Am Nachmittag eilte Innenminister Joachim Herrmann nach Ansbach. Er erinnert daran, dass vor sechs Jahren schon einmal ein Amoklauf Ansbach in Angst und Schrecken versetzt hatte: Damals hatte ein Schüler im Gymnasium etwa ein Dutzend Menschen verletzt. „Umso entsetzter bin ich, dass es erneut einen Amoklauf gab.“ Herrmann dankt dem Tankstellenpersonal für sein „beherztes Eingreifen“, das die Festnahme möglich gemacht und schlimmeres verhindert habe. Hermann sagte „eine hässliche Tat aus heiterem Himmel“ habe die Opfer getroffen.
Um kurz nach 10 hatten erste Alarmanrufe die Polizei in Ansbach alarmiert. Zuerst hieß es, ein Mann habe seine Frau erschossen – was sich später als falsch herausstellte. Dann kam den Polizeikräften auch noch ein gleichzeitiger Banküberfall in die Quere. Inzwischen weiß die Kripo: Es gibt keine erkennbare Beziehung zwischen dem Schützen und den Opfern.

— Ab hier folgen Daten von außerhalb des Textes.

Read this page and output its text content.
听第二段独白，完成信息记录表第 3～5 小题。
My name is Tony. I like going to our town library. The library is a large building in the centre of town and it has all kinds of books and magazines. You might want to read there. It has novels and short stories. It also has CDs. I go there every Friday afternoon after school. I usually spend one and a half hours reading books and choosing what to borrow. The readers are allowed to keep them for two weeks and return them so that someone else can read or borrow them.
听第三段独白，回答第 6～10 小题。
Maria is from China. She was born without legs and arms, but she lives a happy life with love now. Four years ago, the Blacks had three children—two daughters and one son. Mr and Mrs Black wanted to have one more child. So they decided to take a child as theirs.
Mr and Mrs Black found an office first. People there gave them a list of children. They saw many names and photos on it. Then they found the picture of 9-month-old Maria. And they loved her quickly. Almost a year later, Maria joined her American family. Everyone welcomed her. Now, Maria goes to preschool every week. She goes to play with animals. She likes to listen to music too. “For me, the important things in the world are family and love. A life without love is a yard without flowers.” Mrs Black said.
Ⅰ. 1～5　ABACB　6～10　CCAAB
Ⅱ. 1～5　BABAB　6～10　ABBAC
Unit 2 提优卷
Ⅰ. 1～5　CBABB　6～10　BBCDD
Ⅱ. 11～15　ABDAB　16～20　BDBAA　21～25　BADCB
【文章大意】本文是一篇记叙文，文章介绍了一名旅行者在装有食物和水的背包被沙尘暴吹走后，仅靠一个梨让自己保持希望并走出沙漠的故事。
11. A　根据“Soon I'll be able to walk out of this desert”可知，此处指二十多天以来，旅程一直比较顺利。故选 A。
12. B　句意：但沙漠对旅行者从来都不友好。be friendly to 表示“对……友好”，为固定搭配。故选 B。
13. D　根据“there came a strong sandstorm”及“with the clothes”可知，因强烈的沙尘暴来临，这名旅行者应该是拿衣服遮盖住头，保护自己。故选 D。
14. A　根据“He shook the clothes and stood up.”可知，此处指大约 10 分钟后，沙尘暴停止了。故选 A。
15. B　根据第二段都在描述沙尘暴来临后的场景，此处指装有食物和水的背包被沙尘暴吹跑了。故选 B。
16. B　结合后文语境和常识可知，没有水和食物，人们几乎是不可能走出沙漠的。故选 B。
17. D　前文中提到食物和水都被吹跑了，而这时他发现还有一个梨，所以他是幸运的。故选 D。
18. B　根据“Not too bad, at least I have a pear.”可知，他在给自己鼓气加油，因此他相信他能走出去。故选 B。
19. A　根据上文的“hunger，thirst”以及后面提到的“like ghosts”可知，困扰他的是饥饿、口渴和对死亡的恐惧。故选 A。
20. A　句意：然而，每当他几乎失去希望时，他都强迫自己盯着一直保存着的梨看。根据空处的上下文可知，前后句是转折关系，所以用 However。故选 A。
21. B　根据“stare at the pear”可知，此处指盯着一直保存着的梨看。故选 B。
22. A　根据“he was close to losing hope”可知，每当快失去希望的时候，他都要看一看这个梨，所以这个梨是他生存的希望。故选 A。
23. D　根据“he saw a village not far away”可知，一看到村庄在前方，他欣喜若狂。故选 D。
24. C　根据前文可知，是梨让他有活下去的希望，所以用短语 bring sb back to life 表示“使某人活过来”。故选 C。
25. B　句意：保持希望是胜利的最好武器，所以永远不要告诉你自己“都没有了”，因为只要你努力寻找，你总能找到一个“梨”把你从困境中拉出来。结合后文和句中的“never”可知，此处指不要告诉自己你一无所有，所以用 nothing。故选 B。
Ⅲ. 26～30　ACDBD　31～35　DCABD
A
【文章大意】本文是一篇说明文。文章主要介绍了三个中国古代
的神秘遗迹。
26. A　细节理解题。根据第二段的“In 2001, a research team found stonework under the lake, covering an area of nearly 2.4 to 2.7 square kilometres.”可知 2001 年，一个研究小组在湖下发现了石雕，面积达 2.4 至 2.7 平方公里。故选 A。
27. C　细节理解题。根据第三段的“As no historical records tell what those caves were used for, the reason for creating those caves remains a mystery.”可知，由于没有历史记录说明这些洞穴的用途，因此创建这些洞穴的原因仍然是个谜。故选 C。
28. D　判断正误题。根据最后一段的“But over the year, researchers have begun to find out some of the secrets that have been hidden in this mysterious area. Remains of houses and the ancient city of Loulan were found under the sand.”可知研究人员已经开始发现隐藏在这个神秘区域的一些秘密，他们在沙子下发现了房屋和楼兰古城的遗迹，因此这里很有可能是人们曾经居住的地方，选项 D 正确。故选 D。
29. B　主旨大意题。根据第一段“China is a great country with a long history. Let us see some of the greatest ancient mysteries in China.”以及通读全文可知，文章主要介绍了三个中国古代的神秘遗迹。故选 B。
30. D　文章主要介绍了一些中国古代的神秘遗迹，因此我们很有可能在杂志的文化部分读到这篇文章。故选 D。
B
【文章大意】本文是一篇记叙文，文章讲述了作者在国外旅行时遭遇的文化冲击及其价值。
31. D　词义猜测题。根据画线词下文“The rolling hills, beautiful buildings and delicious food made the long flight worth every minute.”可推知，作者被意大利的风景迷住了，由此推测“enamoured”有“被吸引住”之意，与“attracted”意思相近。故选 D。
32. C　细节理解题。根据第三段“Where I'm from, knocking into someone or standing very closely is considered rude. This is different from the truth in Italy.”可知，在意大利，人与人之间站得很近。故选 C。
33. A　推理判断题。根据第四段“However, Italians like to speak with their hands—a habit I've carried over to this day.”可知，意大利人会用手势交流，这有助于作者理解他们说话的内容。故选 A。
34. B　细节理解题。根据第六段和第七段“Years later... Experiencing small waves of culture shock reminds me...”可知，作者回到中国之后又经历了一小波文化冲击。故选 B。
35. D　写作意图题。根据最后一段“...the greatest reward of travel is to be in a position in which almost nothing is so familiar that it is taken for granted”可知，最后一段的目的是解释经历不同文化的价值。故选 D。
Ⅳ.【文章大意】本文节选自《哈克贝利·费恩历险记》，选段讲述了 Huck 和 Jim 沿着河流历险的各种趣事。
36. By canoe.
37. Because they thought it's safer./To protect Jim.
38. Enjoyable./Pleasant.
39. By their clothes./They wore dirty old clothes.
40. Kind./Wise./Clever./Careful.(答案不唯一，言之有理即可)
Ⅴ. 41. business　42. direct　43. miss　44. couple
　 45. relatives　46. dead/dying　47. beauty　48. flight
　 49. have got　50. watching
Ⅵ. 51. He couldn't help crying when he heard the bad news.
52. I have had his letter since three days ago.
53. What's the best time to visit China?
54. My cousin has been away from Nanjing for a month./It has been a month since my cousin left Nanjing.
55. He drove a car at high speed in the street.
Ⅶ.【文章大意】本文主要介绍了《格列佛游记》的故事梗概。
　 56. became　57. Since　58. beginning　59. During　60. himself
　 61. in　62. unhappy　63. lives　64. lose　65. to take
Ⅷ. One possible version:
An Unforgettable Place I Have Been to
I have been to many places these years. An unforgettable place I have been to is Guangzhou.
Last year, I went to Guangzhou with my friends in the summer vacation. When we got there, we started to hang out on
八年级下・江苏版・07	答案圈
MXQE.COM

Scheinbar völlig willkürlich schoss Bernd G. gegen 10.02 Uhr im Leutershausener Stadtteil Tiefenthal (Lkr. Ansbach) aus einem silbernen Mercedes Cabrio auf eine 82-Jährige Frau vor ihrem Haus. Die Frau starb an Ort und Stelle.
Kurze Zeit später wird im fünf Kilometer entfernten Ortsteil Rammersdorf auf einen 72-jährigen Fahrradfahrer geschossen, der ebenfalls am Tatort stirbt. Die Polizei geht fest davon aus, dass es sich bei diesem Vorfall um den gleichen Täter wie in Tiefenthal gehandelt habe.
Gegen 10.30 Uhr taucht der silberne Mercedes in Colmberg auf. Ein Landwirt wird bedroht, aber nicht beschossen. Er kann eine Beschreibung liefern und sogar das Kennzeichen erkennen. Nun warnt die Polizei per Radiodurchsage, alarmierte Polizeieinheiten intensivieren die Suche. Dann schießt der Mann wieder – bei Flachslanden. Bernd G. trifft nicht, der Mann wird nur von „Glassplittern leicht verletzt", wie die Polizei erklärt.
Indessen ist fast die ganze mittelfränkische Polizei im Einsatz. Lehrer behalten in einem Gymnasium die Schüler in den Klassenräumen, bis die Gefahr vorüber ist. Ansbach steht auch am Nachmittag unter Schock. „Unser Mitgefühl gilt den Angehörigen der Opfer und allen Betroffenen“, sagt Oberbürgermeisterin Carda Seidel.
Wegen des Amoklaufes will Seidel auf einen geplanten Kirchweihzug und den Bieranstich verzichten. Stattdessen gibt es eine Gedenkminute für die Opfer.
Der Bürgermeister von Leutershausen, Siegfried Hess, zeigte sich entsetzt von der Tat. „In einem Ort mit 5500 Einwohnern, in dem wir immer beschaulich gelebt haben, kannte man solche Situationen nur aus dem Fernsehen“, sagte Hess. Er sei „fassungslos und von den Socken“.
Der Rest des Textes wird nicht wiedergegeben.